Pooling together for analysis the data from several studies is called meta-analysis. Meta-analysis is a useful
epidemiologic tool that is employed to increase the power of the data. If the outcome is rare or the
difference between the groups is small it may be difficult for a single study (even one that is large-scale) to
detect the difference and reach statistical significance. In that case meta-analysis can be used to increase the
sample size and therefore the power of the analysis. The major disadvantage of meta-analysis is that while it
pools together the data from many studies, it also 'pools' together the biases and limitations of those
individual studies.
Variability and Validity
Question: 1 of 2 [ Qid : 72 ]
An HIV-positive patient with a two-day history of fever is seen by three doctors in the hospital. Two of the
doctors record crackles in the left lung base and diagnose community-acquired pneumonia. The third doctor
reports clear lungs. Which of the following phrases best describes the role of auscultation as a diagnostic
tool in this case?
A) Not valid
B) Not reliable
C) Not sensitive
D) Not specific
E) Not accurate
Question: 2 of 2 [ Qid : 73 ]
A case-control study is conducted to assess the role of occupational exposure to certain chemicals in the
development of pancreatic cancer. The study fails to demonstrate an association between documented
exposures and pancreatic cancer. Which of the following does not affect validity of the study?
A) Selection bias
B) Differential misclassification
C) Confounding
D) Sample size
Correct Answers: 1) B 2) D
Explanation :
Results of any epidemiological or clinical study as well as any diagnostic test can be affected by two broad
categories of error: random error and systematic error.

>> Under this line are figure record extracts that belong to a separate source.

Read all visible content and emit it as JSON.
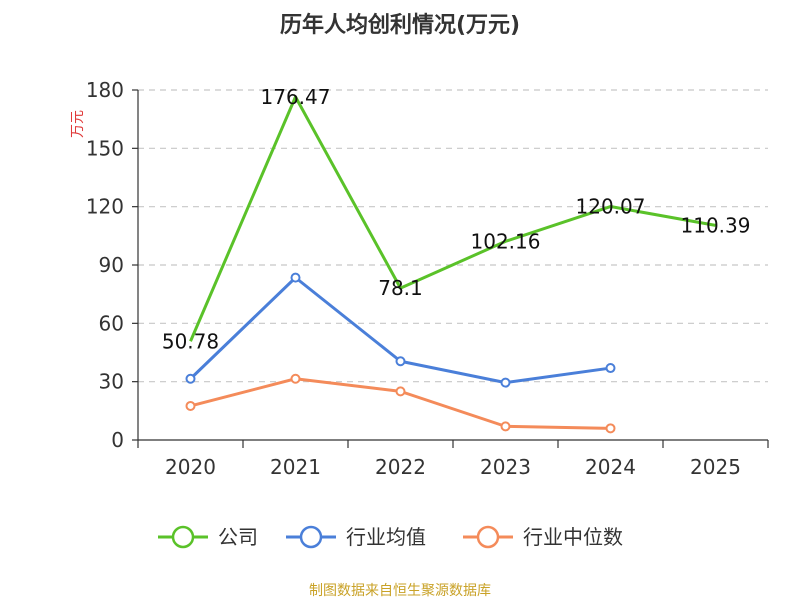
{
  "chart_data": {
    "type": "line",
    "title": "历年人均创利情况(万元)",
    "ylabel": "万元",
    "xlabel": "",
    "categories": [
      "2020",
      "2021",
      "2022",
      "2023",
      "2024",
      "2025"
    ],
    "ylim": [
      0,
      180
    ],
    "yticks": [
      0,
      30,
      60,
      90,
      120,
      150,
      180
    ],
    "grid": true,
    "legend_position": "bottom",
    "series": [
      {
        "name": "公司",
        "color": "#5ac229",
        "values": [
          50.78,
          176.47,
          78.1,
          102.16,
          120.07,
          110.39
        ],
        "labels": [
          "50.78",
          "176.47",
          "78.1",
          "102.16",
          "120.07",
          "110.39"
        ],
        "markers": false
      },
      {
        "name": "行业均值",
        "color": "#4a7fd9",
        "values": [
          31.5,
          83.5,
          40.5,
          29.5,
          37.0,
          null
        ],
        "markers": true
      },
      {
        "name": "行业中位数",
        "color": "#f48b5a",
        "values": [
          17.5,
          31.5,
          25.0,
          7.0,
          6.0,
          null
        ],
        "markers": true
      }
    ],
    "source": "制图数据来自恒生聚源数据库"
  }
}
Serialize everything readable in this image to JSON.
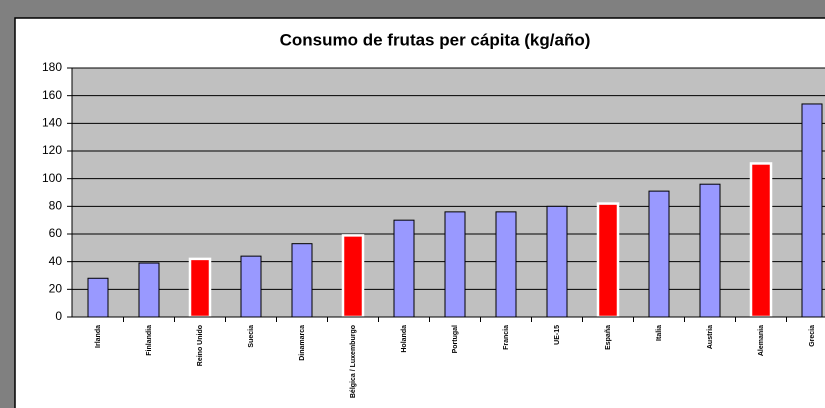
{
  "chart_data": {
    "type": "bar",
    "title": "Consumo de frutas per cápita (kg/año)",
    "categories": [
      "Irlanda",
      "Finlandia",
      "Reino Unido",
      "Suecia",
      "Dinamarca",
      "Bélgica / Luxemburgo",
      "Holanda",
      "Portugal",
      "Francia",
      "UE-15",
      "España",
      "Italia",
      "Austria",
      "Alemania",
      "Grecia"
    ],
    "values": [
      28,
      39,
      42,
      44,
      53,
      59,
      70,
      76,
      76,
      80,
      82,
      91,
      96,
      111,
      154
    ],
    "colors": [
      "#9999ff",
      "#9999ff",
      "#ff0000",
      "#9999ff",
      "#9999ff",
      "#ff0000",
      "#9999ff",
      "#9999ff",
      "#9999ff",
      "#9999ff",
      "#ff0000",
      "#9999ff",
      "#9999ff",
      "#ff0000",
      "#9999ff"
    ],
    "ylim": [
      0,
      180
    ],
    "yticks": [
      0,
      20,
      40,
      60,
      80,
      100,
      120,
      140,
      160,
      180
    ],
    "grid": true
  }
}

Random error is explained by chance and therefore is unpredictable. The terms that describe the degree of
random variation include precision. Precision addresses the scope of random variation in study results and
can be quantified as the reciprocal of variance. It also refers to reliability, or reproducibility of
measurements. Inter-rater reliability describes the degree of similarity in test results obtained by different
investigators. A lack of inter-rater reliability is demonstrated in Question #1.
Systematic error or bias is caused by flaws in study design and/or analysis and is not a product of
chance. Unlike random error, if a second investigator were to perform the same study or diagnostic test
under the same conditions, he or she would reliably achieve the same (systematic) error. Systematic error
compromises the validity of the study. In contrast to random error, systematic error is not affected by
sample size. Forms of systematic error are covered in other sections (selection and misclassification bias are
covered in section 13; confounding is covered in section 14).